Last month, the Nigeria Immigration Service (NIS) was forced to defend itself by intense public complaints following reports that the 4,560 officers it had scheduled to recruit this year came mainly from the geographical region of its Comptroller General, Mrs Rose Chinyere Uzoma, whose retirement from service is imminent.
The scandalous nature of the recruitment pattern appeared to have embarrassed the supervising Ministry of the Interior where the minister, Abba Moro, announced that the exercise had been cancelled.
Though Mrs Uzoma denied that there was no exercise in the first place to warrant the government to cancel it, the details were leaked to the media. The details illustrate the seedy schemes that generally characterise recruitment processes in various government departments, and the influence politicians have over them.
In the NIS case, figures were assigned to key government offices, including that of the Minister of the Interior, and some individuals, including the first lady, Dame Patience Jonathan. While the focus may have been on paramilitary agencies of the government, the recruitment patterns in them almost certainly mirror what obtains in other departments in the vast and extensive bureaucracy of government.
In one breath, Mrs Uzoma dismissed media reports of the recruitment scandal in her department, and in another, told members of the House of Representatives inquiring into the matter, that the NIS did not advertise the vacancies as it was statutorily required because it wanted to guard against 'unknowingly employing terrorists'.

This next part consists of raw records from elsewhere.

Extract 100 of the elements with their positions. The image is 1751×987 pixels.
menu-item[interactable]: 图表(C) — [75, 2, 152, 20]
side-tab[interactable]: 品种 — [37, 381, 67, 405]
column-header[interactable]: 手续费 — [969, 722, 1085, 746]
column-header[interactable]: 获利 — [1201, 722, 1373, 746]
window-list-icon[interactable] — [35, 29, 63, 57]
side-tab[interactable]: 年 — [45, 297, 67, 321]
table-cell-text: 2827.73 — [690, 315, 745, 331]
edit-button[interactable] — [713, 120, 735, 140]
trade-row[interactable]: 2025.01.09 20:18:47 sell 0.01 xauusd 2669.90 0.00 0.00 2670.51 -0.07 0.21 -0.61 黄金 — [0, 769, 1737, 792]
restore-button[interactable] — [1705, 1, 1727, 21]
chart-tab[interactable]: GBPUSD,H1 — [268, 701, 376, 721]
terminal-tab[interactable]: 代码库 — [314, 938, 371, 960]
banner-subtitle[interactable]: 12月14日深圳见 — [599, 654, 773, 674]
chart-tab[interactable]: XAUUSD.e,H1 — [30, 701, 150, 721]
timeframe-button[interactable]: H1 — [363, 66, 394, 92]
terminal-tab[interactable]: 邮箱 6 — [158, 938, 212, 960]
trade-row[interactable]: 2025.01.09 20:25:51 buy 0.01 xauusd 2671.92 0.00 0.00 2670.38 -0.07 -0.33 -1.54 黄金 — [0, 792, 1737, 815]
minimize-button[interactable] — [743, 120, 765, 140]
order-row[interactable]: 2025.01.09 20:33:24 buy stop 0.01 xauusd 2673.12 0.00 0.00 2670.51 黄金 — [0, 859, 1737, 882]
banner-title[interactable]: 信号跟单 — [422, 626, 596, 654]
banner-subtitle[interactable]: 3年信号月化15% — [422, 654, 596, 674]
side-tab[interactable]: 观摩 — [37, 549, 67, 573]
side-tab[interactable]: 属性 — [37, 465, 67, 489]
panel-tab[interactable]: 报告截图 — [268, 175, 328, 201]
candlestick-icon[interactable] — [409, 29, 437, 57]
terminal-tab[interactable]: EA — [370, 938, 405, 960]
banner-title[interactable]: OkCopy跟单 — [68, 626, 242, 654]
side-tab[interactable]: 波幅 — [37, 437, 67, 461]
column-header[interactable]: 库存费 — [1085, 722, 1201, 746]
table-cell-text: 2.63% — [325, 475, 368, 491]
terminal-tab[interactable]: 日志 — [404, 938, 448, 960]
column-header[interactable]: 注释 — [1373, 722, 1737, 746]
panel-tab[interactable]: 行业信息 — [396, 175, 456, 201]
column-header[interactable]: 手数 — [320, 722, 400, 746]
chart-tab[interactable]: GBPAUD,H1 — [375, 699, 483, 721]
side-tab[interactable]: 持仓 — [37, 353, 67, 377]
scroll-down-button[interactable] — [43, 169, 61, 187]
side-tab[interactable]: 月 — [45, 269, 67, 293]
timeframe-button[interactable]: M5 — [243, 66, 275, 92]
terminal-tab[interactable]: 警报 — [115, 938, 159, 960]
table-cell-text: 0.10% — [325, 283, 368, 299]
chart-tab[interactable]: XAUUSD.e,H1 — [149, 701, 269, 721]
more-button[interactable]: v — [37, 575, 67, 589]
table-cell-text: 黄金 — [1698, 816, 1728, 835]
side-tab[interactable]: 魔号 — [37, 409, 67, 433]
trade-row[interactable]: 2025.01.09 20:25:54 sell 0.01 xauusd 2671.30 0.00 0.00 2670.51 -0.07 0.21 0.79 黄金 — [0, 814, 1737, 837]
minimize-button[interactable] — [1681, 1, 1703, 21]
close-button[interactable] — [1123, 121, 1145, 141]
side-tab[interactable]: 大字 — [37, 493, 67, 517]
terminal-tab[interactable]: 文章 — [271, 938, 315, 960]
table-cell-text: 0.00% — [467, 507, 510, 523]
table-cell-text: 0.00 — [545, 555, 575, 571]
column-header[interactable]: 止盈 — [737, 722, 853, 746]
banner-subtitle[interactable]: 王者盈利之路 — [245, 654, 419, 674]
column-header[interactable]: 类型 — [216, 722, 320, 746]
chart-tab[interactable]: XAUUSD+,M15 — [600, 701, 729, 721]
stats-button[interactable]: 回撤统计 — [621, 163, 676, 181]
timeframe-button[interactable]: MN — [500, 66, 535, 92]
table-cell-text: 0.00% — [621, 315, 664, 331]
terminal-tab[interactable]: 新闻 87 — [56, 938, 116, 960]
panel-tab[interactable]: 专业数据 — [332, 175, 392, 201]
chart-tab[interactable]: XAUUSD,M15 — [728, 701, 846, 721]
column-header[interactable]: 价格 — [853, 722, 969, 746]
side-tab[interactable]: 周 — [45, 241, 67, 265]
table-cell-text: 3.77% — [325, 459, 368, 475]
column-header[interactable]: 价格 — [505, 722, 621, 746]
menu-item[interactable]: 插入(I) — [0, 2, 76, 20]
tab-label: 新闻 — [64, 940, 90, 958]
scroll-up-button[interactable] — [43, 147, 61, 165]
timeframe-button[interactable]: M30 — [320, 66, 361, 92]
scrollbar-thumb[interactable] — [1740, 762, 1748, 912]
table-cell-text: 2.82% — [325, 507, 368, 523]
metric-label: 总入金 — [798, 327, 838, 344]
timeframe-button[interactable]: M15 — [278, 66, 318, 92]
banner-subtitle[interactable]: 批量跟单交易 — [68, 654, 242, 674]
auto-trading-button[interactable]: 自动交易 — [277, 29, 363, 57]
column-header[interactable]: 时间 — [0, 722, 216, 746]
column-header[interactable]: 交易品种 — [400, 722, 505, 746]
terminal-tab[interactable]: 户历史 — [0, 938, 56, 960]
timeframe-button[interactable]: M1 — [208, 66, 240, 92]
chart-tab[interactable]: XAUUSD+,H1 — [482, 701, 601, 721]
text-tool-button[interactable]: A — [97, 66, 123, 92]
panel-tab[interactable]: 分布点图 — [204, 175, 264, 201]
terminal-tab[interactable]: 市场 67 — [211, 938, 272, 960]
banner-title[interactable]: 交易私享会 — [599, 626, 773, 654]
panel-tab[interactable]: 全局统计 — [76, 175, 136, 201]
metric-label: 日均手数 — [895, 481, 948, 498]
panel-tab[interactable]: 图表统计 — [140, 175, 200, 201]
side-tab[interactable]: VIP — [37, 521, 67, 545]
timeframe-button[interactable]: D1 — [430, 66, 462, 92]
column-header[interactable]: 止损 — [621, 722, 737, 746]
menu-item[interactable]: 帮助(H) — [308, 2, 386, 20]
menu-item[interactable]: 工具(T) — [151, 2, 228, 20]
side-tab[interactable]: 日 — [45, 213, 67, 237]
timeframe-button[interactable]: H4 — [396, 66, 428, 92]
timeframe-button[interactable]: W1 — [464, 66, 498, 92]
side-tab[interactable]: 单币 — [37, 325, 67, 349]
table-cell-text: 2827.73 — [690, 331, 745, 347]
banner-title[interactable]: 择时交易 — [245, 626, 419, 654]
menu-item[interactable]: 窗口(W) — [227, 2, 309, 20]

She asserted that the fear of such a possibility, also made to the FCC, persuaded the commissioners to grant the NIS a waiver to disregard the federal character principle in the recruitment exercise.
Mrs Uzoma needs to shed some light on this point, whether it is NIS, or government-wide policy, that some regions in the country, have been mapped and labelled 'terrorist territories', so that citizens who hail from there must be excluded from its recruitment exercises. Mrs Uzoma should make that map public.
There is a dangerous and unhealthy tendency in government departments that suggests that those who head them skew the recruitment patterns in such a way to make indigenes of their area to predominate.
In the case of the NIS, as members of the National Assembly discovered, out of its staff strength of over 25,000 personnel, 1,190 are of Imo State origin; her husband hails from Imo, one of the smallest in size and population, of the 36 states of the federation; Lagos, the nation's commercial hub and the largest in population has just 400. Kano, the second largest in population has 350.
The scandalous involvement of the FCC in what is effectively recruitment scams calls into question the continuing stay in office of the present commissioners. Reflecting federal character in all government agencies has been a useful tool in maintaining some sense of fairness among the regions; if that principle no longer holds, or is being compromised, some remedial actions are called for. Each agency must maintain transparent rules of recruitment. Those who deviate from them should be sanctioned appropriately.